On Sunday, everyone could breathe a collective sigh of relief and finally enjoy their permanent pets. All of the dogs and Smitten the cat are being adopted by their foster families, according to Monadnock Humane Society Executive Director Kathy Collinsworth.
The day also served as the first meetup for the foster families, Kerylow said. Because of the sensitivity of the case, they didn’t have any contact with each other, so it was an opportunity to share their experiences. A few people found that their Labs expressed some of the same traits, for instance, like sticking very close to their owners.
During the adoption party, the shelter was still open for business, with people peeking at cats, and a beagle on a leash looking bewildered among all the Labs.
Kerylow said the only feasible way to host the event was during regular hours, and it didn’t make sense to close. Besides, she added, the afternoon was emblematic of the past 16 months.
“That was the thing: It’s not like our lives stopped when we took this on,” she said.
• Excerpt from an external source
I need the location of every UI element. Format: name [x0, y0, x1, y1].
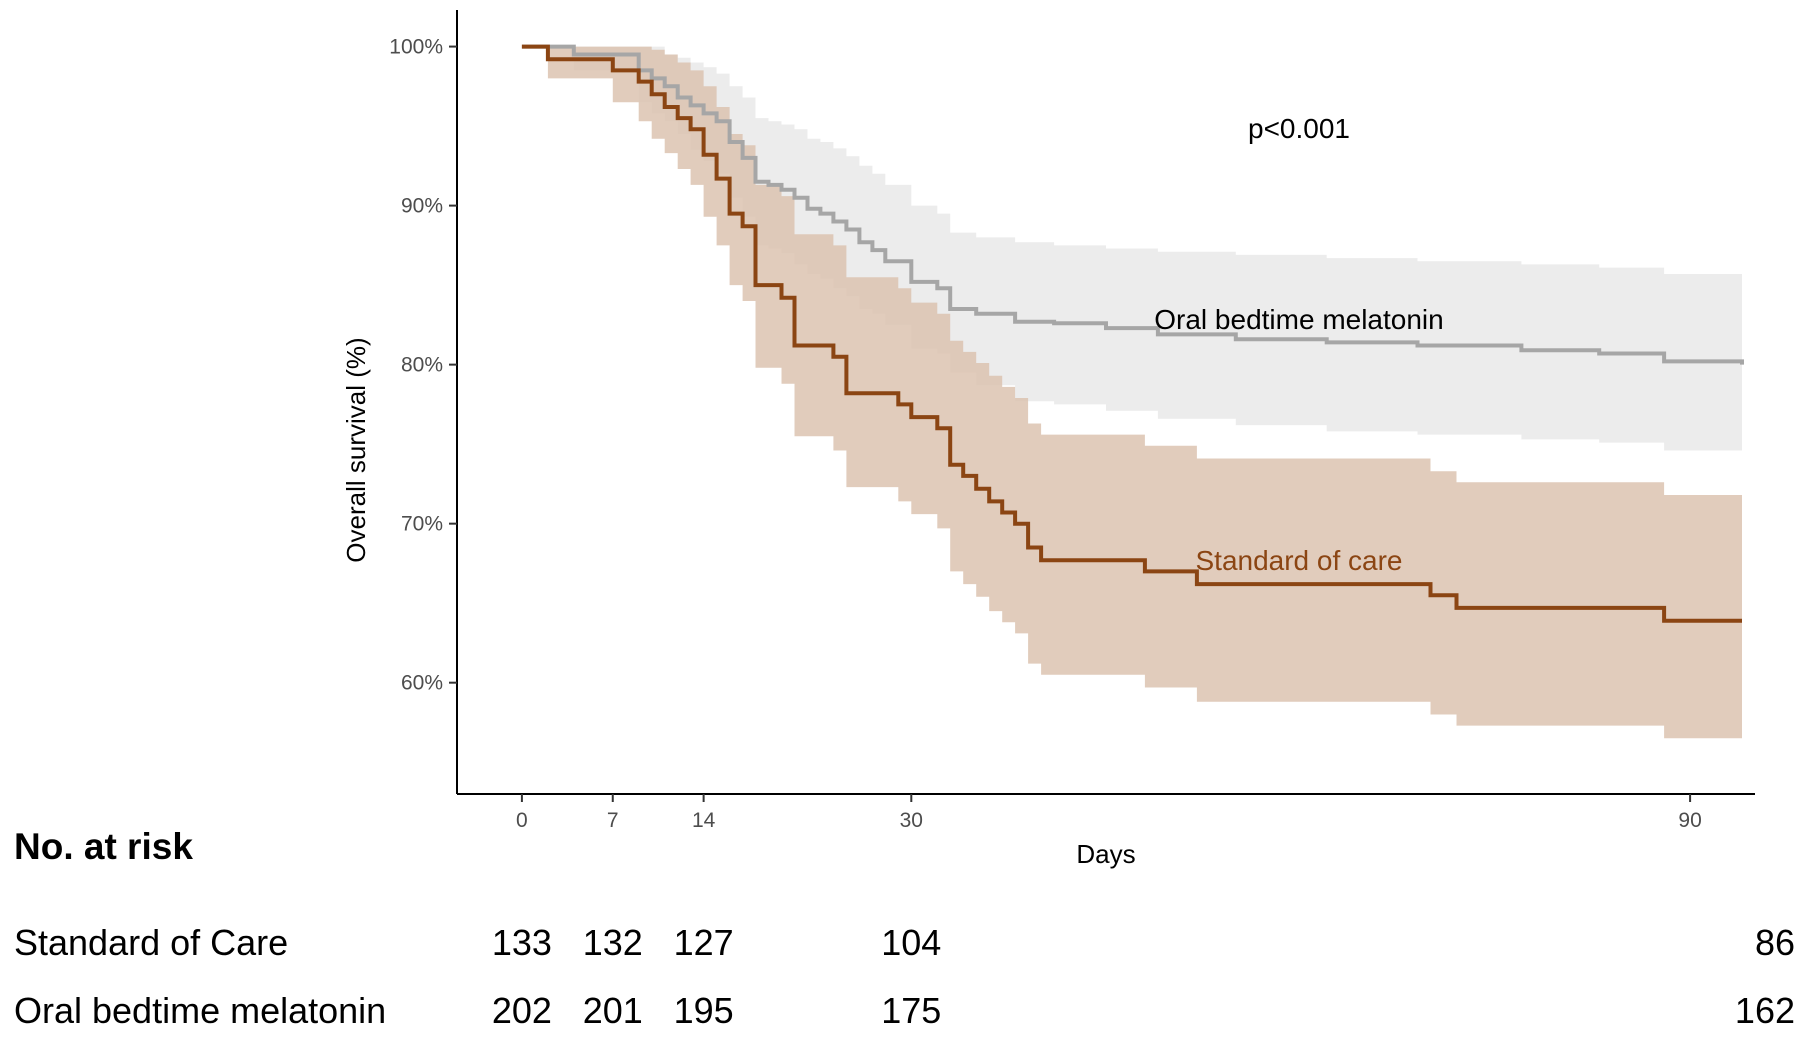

The humane society took in more than 50 animals on top of everything else in what Kerylow called a “logistics Tetris puzzle.”
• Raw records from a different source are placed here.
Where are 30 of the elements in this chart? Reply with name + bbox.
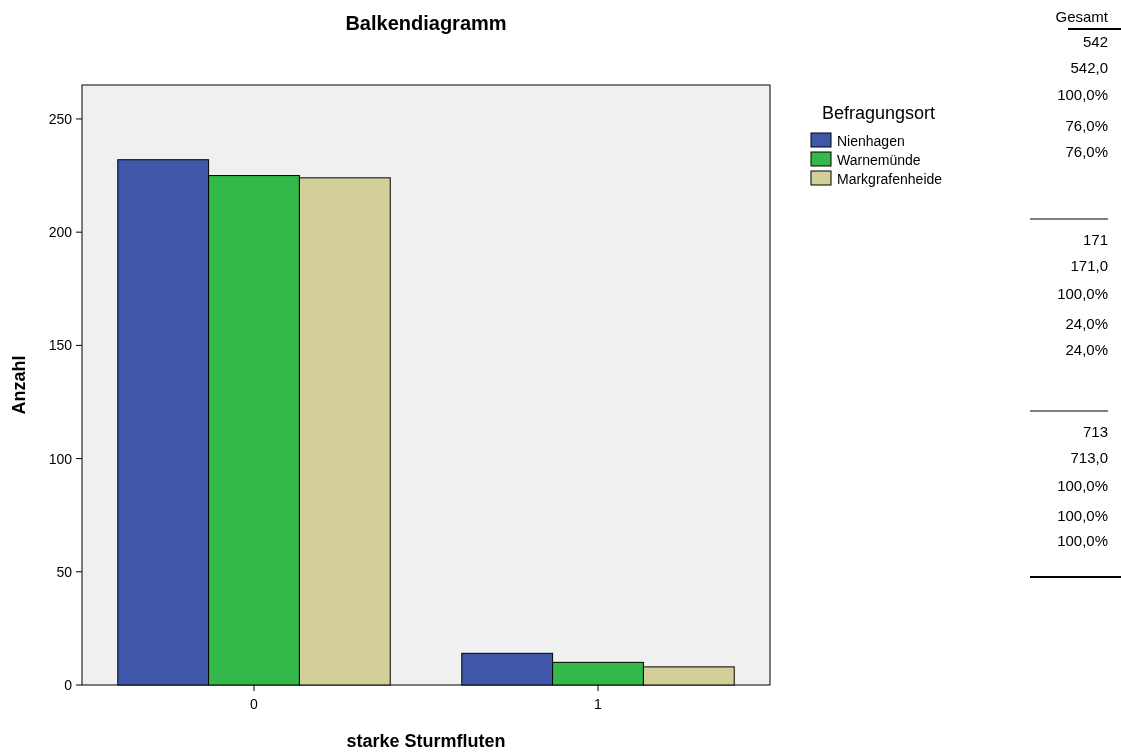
legend-label: Warnemünde: [837, 152, 921, 168]
text: 24,0%: [1065, 341, 1108, 358]
text: 100,0%: [1057, 507, 1108, 524]
y-tick-label: 50: [56, 563, 73, 580]
chart-title: Balkendiagramm: [345, 12, 507, 34]
x-axis-title: starke Sturmfluten: [346, 731, 506, 751]
y-tick-label: 0: [64, 677, 73, 693]
text: 542,0: [1070, 59, 1108, 76]
text: 100,0%: [1057, 285, 1108, 302]
y-tick-label: 250: [48, 110, 73, 127]
text: 171,0: [1070, 257, 1108, 274]
text: 100,0%: [1057, 477, 1108, 494]
y-tick-label: 200: [48, 224, 73, 241]
text: 100,0%: [1057, 86, 1108, 103]
text: 171: [1082, 231, 1108, 248]
text: 713: [1082, 423, 1108, 440]
text: 713,0: [1070, 449, 1108, 466]
y-axis-title: Anzahl: [9, 355, 29, 415]
y-tick-label: 150: [48, 337, 73, 354]
text: 24,0%: [1065, 315, 1108, 332]
y-tick-label: 100: [48, 450, 73, 467]
legend-title: Befragungsort: [822, 103, 936, 123]
text: Gesamt: [1055, 8, 1109, 25]
text: 100,0%: [1057, 532, 1108, 549]
text: 76,0%: [1065, 143, 1108, 160]
text: 542: [1082, 33, 1108, 50]
x-tick-label: 1: [594, 696, 603, 712]
legend-label: Nienhagen: [837, 133, 905, 149]
legend-label: Markgrafenheide: [837, 171, 943, 187]
text: 76,0%: [1065, 117, 1108, 134]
Collinsworth has said the humane society incurred about $400,000 in costs caring for the dogs both at the shelter and in their foster homes, including overhead, administrative work and veterinary care. The organization has made up about $150,000 of that through donations, she has said.
Kerylow credited the donors, volunteers, staff and fosters, without whom, she said, she’s not sure it would’ve worked out.
“It takes a village, and luckily we have a community that pitches in.”